Mr S Singh (instructed by HM Revenue & Customs) appeared on behalf of the Respondent.
.
Judgment
Lord Justice Carnwath:
This is an adjourned application for permission to appeal against a decision of the Lands Tribunal, Mr Trott, dated September 2006. It came before me on 8 November 2006 when Mr O’Brien appeared in person. The case concerns a plot of land on the north-west side of Penge Road which was at one stage used for an advertising hoarding. The issue as it appeared before me was what time the plot should have ceased to be listed as a hereditament in the rating list, the relevant period in dispute being between January 2001 and July 2002. It was common ground that from the latter date it was properly removed from the list, upon “the cessation of the use by removal of the very structures by means of which it was exercised” (as the tribunal put it),
When it came before me I had some difficulty in following the route taken by the tribunal through the somewhat esoteric provisions governing the subject. In any event, Mr O’Brien agreed that it would be sensible to adjourn the matter so that the case could first proceed before the tribunal on the question of valuation, which would determine the financial significance of the issue.
That having been done Mr O’Brien still wishes to pursue the original question about liability between January 2001 and July 2002. I have been helped very much by submissions from Mr Singh on behalf of the Valuation Officer, and indeed the Valuation Officer, Mr Harding, who originally appeared, has kindly attended court.
What is clear from Mr Singh’s submissions is that my difficulties in following the precise route through the statutory regulations were not wholly surprising, because in fact the tribunal seems to have misunderstood the way in which the case was being put by the Valuation Officer. Happily I think it is not necessary to go into that in any detail. The case for the Valuation Officer, in layman’s terms, is that either the property was occupied, and occupied beneficially, and satisfied the four classic tests for a hereditament, or it was not occupied, in which case he can rely on a provision of the relevant legislation which relates to land used for advertising hoardings, and enables it to be treated as occupied by the owner, even if it is not in fact occupied.
Mr O’Brien maintains that the land ceased to be used after 1 January 2001, and therefore was not correctly described as land used for advertising under the meaning of the section. He refers to what Lord Cranworth said in 1865, where he referred to the nature of beneficial occupation:
“It was not meant to impose the duty of contributing to the relief of the poor really because he might be the occupier of a barren rock neither yielding nor capable of yielding any profit from its occupation.”
Now it seems to me that that aspect of the case was effectively dealt with by the tribunal on the facts, Mr Trott, in paragraphs 22 to 25 of his decision because he considered and rejected the argument that the property was “struck with sterility”. So it seems to me there is nothing left of that particular argument.

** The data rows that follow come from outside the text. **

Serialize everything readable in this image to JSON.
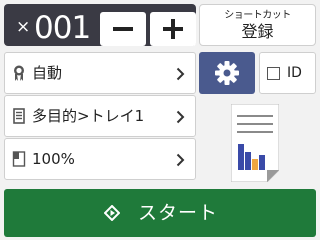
{
  "copy": {
    "times_symbol": "×",
    "count": "001",
    "minus_label": "−",
    "plus_label": "+"
  },
  "shortcut": {
    "line1": "ショートカット",
    "line2": "登録"
  },
  "settings": [
    {
      "icon": "quality-icon",
      "label": "自動"
    },
    {
      "icon": "tray-icon",
      "label": "多目的>トレイ1"
    },
    {
      "icon": "zoom-icon",
      "label": "100%"
    }
  ],
  "id_copy": {
    "label": "ID",
    "checked": false
  },
  "start": {
    "label": "スタート"
  },
  "colors": {
    "counter_bg": "#3a3a44",
    "settings_button": "#4a5a8e",
    "start_button": "#1f7a3a",
    "preview_bar_blue": "#3a4aa8",
    "preview_bar_orange": "#f0a640"
  }
}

Where the confusion seems to arise is that Mr Trott seemed to think it was unnecessary to consider whether there was “actual occupation” (see paragraph 20 of his decision). However, it seems to me difficult in a common sense world to hold that he was in beneficial occupation but not in actual occupation. Certainly I do not regard that as a point which would justify prolonging this case by allowing a full appeal to this court. Mr O’Brien raised another point which he said was linked to a European irectives. However, it seems to me that he was not able to refer to any specific European law which affects this issue and it does not seem to me that there is anything in that point either.
I am sorry that I have had to prolong this case for some time as a result of the uncertainties, but I am quite satisfied now that it would not be in Mr O’Brien’s interest to grant permission, even if I thought there were grounds for doing so. I see no prospect of him successfully pursuing an appeal, or gaining any practical advantage, even if the matter were returned to the Lands Tribunal. The only result of giving permission to appeal would be needless expense.
So I am afraid, Mr O’Brien, I must dismiss this. Thank you for your help.